Quando un contesto educativo ignora questi bisogni e si limita a fornire stimoli esterni (voti, premi, minacce), si sviluppa una motivazione estrinseca, fragile, condizionata, e spesso temporanea. Al contrario, un ambiente che nutre l’autonomia, che valorizza i progressi personali più che le classifiche, che offre rimandi costruttivi anziché giudizi sommari, favorisce quella motivazione intrinseca che nasce dal piacere stesso di apprendere, dal sentirsi coinvolti in un compito significativo.

Nel lessico di Deci e Ryan, è proprio questo il passaggio dalla motivazione controllata alla motivazione autonoma, che non è necessariamente spontanea, ma è “implicita”, nel senso che viene interiorizzata. L’alunno non obbedisce, non si adegua; sceglie, perché riconosce in ciò che fa un valore personale.

“Autonomy does not mean doing whatever one wants; it means acting with a sense of volition and having the experience of choice”
(Deci & Ryan, 1985, Intrinsic Motivation and Self-Determination in Human Behavior).

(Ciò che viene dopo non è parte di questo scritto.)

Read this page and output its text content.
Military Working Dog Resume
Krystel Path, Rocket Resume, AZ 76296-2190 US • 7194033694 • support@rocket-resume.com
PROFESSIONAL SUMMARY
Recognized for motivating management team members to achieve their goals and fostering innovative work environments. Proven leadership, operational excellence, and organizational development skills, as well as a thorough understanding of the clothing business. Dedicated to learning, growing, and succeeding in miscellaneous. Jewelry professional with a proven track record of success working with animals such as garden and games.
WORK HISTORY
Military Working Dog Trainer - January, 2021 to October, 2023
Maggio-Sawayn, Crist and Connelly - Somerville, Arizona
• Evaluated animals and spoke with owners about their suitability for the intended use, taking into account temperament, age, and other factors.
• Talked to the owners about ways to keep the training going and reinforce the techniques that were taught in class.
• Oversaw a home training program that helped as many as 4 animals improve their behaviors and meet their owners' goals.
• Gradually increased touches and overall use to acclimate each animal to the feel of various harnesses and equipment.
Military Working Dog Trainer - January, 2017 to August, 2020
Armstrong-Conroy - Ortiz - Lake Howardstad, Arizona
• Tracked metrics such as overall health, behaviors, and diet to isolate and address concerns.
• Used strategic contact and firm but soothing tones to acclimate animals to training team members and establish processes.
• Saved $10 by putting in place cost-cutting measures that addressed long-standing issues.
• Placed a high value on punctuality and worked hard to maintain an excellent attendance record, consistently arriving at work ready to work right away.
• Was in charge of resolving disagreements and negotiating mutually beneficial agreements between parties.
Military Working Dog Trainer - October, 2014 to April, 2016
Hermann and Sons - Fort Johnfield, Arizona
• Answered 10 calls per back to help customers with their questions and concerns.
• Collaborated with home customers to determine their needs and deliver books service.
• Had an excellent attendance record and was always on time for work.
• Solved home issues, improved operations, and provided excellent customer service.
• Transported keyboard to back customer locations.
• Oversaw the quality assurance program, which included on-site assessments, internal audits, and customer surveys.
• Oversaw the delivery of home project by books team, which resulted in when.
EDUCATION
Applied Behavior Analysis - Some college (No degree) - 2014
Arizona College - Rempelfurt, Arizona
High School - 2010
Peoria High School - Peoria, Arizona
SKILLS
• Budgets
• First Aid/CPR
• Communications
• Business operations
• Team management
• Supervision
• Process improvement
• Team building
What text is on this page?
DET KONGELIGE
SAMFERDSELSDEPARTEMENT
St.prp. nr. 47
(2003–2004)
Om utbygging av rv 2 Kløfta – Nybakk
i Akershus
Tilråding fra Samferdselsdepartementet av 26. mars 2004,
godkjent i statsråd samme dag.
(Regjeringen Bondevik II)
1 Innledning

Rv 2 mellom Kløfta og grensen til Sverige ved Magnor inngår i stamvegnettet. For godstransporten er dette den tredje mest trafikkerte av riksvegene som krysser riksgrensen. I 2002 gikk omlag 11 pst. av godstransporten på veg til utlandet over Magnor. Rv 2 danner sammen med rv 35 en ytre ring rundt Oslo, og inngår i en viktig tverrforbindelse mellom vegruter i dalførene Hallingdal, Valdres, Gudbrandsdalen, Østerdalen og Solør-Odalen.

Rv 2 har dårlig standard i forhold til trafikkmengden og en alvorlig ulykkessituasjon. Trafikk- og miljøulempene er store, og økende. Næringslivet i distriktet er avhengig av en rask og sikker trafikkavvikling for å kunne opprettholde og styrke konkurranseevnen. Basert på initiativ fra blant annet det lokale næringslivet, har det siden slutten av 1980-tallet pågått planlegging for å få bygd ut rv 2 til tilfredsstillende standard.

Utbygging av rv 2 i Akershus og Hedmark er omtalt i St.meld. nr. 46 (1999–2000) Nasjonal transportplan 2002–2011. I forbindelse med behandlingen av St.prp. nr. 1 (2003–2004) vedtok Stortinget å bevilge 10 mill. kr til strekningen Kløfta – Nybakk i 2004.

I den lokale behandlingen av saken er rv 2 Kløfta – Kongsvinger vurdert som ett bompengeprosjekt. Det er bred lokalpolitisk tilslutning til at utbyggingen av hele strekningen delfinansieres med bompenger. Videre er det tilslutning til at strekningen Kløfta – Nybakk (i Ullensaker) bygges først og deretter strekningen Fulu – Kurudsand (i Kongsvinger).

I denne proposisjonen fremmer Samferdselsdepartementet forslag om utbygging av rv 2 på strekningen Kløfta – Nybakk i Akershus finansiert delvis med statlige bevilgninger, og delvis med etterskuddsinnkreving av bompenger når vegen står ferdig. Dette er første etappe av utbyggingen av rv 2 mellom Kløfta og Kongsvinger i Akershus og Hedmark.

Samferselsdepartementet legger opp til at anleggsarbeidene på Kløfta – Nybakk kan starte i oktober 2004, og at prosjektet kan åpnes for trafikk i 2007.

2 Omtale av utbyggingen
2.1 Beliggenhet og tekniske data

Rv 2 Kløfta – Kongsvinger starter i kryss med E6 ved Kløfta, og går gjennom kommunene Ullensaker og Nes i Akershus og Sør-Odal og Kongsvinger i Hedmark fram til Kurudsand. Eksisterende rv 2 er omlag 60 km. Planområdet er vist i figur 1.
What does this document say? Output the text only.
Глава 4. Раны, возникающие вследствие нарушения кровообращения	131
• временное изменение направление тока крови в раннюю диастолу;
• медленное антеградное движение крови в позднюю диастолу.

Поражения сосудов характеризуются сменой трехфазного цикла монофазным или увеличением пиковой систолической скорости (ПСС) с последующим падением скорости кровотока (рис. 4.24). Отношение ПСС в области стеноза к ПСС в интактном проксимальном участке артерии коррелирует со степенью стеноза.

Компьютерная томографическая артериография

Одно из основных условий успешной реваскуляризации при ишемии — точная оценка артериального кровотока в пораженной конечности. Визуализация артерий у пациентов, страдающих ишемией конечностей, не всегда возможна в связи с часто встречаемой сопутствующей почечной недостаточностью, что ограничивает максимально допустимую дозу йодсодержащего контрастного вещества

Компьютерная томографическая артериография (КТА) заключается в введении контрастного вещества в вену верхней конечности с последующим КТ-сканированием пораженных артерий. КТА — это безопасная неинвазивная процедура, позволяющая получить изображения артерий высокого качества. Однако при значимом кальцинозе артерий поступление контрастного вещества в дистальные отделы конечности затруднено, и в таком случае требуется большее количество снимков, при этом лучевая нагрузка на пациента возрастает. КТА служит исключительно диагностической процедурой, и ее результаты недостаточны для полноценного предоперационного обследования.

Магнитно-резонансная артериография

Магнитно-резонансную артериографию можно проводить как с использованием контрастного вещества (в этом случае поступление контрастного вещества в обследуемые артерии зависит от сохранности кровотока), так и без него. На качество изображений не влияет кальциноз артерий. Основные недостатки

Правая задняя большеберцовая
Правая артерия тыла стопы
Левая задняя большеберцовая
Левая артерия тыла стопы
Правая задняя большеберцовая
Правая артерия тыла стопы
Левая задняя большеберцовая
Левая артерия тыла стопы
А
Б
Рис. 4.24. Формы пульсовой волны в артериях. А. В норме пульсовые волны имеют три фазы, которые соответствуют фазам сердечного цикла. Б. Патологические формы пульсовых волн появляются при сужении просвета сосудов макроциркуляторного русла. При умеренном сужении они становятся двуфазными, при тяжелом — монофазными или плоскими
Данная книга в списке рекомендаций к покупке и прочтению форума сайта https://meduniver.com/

In questo senso, la scuola può essere — e spesso è — un luogo di disconnessione motivazionale. Laddove prevalgono forme di controllo (obblighi non negoziati, valutazioni giudicanti, assenza di voce studentesca), si spegne il desiderio di apprendere. Ma quando si costruisce una relazione educativa basata sulla fiducia, sull’ascolto e sul riconoscimento, si riattiva quella motivazione implicita che è già presente, come seme, in ogni studente.

Questa teoria ci chiede di ripensare il ruolo del docente non come somministratore di motivazioni, ma come facilitatore di ambienti favorevoli all’autodeterminazione. Ci chiede di superare la logica della performance a favore di una logica della crescita. E ci invita a restituire alla scuola la sua funzione più profonda: non il controllo dei risultati, ma la cura delle intenzioni.

In un’epoca in cui si misura tutto — voti, competenze, esiti — questa proposta può apparire ingenua. Eppure, non c’è apprendimento senza desiderio, e non c’è desiderio senza libertà. La motivazione implicita non si insegna, si coltiva, giorno dopo giorno, in una comunità che crede che ogni studente possa desiderare di sapere, a patto che venga riconosciuto come soggetto e non come oggetto della scuola.

“To be motivated means to be moved to do something”
(Ryan & Deci, 2000).


Il punto, oggi, è che cosa muove davvero i nostri studenti? E, ancora più radicalmente: che cosa fa muovere noi, come educatori?